Nationalized transport undertakings in common with other State industries are covered by the Code but a change in the Green Paper proposals is proposed to prevent deterioration of their deficit during Phase II. They are to be allowed to increase charges and prices provided the Minister responsible does not regard them as having "an unacceptable effect on the general level of prices".
The Government has also amended the Code to allow the benefits of reduced costs to be ploughed back into businesses. A requirement in the Green Paper that all such cost reductions must be fully passed on in reduced prices to the consumer has been dropped.
A new section of the White Paper specifies that charges for repair, maintenance and servicing of vehicles are also to be subject to the provisions of the Code. So are the prices of vehicles sold by distributors whether new or second-hand.
50pc productivity deduction A further change is designed to assist labour intensive industries.
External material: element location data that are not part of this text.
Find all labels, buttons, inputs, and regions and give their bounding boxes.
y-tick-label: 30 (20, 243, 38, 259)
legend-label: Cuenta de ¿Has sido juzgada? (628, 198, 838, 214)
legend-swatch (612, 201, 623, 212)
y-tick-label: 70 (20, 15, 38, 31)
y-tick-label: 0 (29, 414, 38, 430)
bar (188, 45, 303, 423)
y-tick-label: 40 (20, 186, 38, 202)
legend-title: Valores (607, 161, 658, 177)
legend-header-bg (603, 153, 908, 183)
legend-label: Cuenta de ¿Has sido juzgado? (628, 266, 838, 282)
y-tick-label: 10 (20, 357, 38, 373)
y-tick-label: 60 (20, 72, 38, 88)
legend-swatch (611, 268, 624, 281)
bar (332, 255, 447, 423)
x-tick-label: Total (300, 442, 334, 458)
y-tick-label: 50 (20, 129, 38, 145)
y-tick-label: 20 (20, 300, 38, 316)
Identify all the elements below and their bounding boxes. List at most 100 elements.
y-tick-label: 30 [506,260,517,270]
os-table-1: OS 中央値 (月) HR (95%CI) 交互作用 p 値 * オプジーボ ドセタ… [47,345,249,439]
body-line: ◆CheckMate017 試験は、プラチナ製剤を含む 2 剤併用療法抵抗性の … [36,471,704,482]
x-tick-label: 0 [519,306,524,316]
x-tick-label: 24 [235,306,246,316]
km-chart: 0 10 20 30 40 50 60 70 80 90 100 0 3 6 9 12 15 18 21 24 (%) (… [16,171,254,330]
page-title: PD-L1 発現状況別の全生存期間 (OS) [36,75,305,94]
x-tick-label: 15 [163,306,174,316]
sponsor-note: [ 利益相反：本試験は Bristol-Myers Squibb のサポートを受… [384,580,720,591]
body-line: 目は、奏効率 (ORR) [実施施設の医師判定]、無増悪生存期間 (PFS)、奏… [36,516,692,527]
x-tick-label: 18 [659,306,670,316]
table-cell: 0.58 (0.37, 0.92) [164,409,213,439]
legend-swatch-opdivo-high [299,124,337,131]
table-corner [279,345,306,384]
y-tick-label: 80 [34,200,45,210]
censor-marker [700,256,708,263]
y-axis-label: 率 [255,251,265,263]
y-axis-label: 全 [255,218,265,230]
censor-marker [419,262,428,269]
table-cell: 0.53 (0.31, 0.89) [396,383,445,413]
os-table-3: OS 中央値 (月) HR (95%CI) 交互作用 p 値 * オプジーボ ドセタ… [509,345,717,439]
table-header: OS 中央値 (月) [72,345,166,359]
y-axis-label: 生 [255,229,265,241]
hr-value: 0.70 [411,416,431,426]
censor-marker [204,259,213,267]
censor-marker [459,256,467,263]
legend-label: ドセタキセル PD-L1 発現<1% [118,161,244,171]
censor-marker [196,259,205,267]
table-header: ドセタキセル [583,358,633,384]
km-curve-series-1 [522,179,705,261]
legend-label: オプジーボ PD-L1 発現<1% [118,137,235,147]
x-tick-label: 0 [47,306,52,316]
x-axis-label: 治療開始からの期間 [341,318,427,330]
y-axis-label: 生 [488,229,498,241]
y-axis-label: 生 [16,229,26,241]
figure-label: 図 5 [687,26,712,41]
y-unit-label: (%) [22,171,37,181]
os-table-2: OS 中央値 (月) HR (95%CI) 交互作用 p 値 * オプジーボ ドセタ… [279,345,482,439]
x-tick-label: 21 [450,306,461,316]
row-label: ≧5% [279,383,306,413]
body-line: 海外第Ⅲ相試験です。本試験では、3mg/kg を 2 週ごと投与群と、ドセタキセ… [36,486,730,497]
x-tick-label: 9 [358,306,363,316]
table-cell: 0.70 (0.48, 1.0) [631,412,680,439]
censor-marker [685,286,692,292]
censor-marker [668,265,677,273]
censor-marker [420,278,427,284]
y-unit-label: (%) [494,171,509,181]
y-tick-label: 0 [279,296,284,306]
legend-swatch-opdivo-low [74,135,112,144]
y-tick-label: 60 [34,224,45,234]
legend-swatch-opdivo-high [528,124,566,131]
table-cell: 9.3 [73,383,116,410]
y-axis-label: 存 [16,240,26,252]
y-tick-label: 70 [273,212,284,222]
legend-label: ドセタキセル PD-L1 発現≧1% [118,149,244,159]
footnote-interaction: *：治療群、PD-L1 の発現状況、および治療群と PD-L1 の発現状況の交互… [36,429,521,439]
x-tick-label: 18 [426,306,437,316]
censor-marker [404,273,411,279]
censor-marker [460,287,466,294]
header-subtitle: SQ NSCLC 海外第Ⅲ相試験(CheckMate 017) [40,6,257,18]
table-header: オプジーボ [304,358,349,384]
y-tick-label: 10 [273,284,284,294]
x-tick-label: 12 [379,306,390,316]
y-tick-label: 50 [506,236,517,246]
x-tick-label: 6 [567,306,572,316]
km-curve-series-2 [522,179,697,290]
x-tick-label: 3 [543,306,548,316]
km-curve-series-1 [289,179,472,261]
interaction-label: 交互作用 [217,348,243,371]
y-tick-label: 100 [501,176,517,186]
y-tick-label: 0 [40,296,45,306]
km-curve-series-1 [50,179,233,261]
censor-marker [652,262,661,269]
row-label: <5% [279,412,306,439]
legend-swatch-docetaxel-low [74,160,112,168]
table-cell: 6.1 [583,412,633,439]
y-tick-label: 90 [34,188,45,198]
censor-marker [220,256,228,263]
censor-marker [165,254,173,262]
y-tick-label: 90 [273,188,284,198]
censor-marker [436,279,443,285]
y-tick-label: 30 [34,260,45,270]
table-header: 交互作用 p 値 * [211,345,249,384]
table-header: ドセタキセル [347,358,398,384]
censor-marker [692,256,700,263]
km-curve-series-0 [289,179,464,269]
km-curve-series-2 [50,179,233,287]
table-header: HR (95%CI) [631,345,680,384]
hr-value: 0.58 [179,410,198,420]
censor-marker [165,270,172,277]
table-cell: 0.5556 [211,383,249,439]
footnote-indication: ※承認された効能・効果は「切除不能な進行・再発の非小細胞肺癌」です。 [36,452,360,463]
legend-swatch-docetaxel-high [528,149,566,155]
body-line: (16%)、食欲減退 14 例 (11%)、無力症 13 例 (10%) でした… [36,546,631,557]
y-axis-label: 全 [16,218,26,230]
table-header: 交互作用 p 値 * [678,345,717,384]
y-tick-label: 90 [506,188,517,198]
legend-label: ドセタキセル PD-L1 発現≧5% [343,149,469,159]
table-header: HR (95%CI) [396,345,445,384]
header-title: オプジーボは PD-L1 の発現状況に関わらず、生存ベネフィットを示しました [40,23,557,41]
If a company's labour costs exceed 35 per cent of its total costs, the 50 per cent productivity deduction from allowable costs which was to have been enforced is now to be scaled down.
The Government rejected CBI proposals that the base date for the calculations of allowable costs and profit margins should be revised to take account of the voluntary restraint exercised by companies in the 15 months before last October. The base date therefore remains at September 30 1972.
Nevertheless, the Prices Commission is to be empowered to allow limited departure from the limits of the allowable cost increases and profit margins if this is necessary to encourage or ensure investment.
To qualify for this concession firms will have to prove that they have absorbed cost increases to "an exceptional degree" during the period of voluntary restraint.
There are few changes in the proposals relating to pay and the £.1 plus 4 per cent limit stands. But the proposal that firms employing fewer than 500 workers can implement pay awards without reference to the Pay Board had been expected to cover firms with fewer than 100 employees. Such awards must, however, be reported to the Board.
The final Code will come into force on Sunday, April 1, but the Government will be prepared to consider further amendments in the light of representations between now and Parliamentary approval being given to the necessary Order.
Ministers claim that changes in the Code are practical adjustments which will not reduce the comprehensiveness or effectiveness of the Code.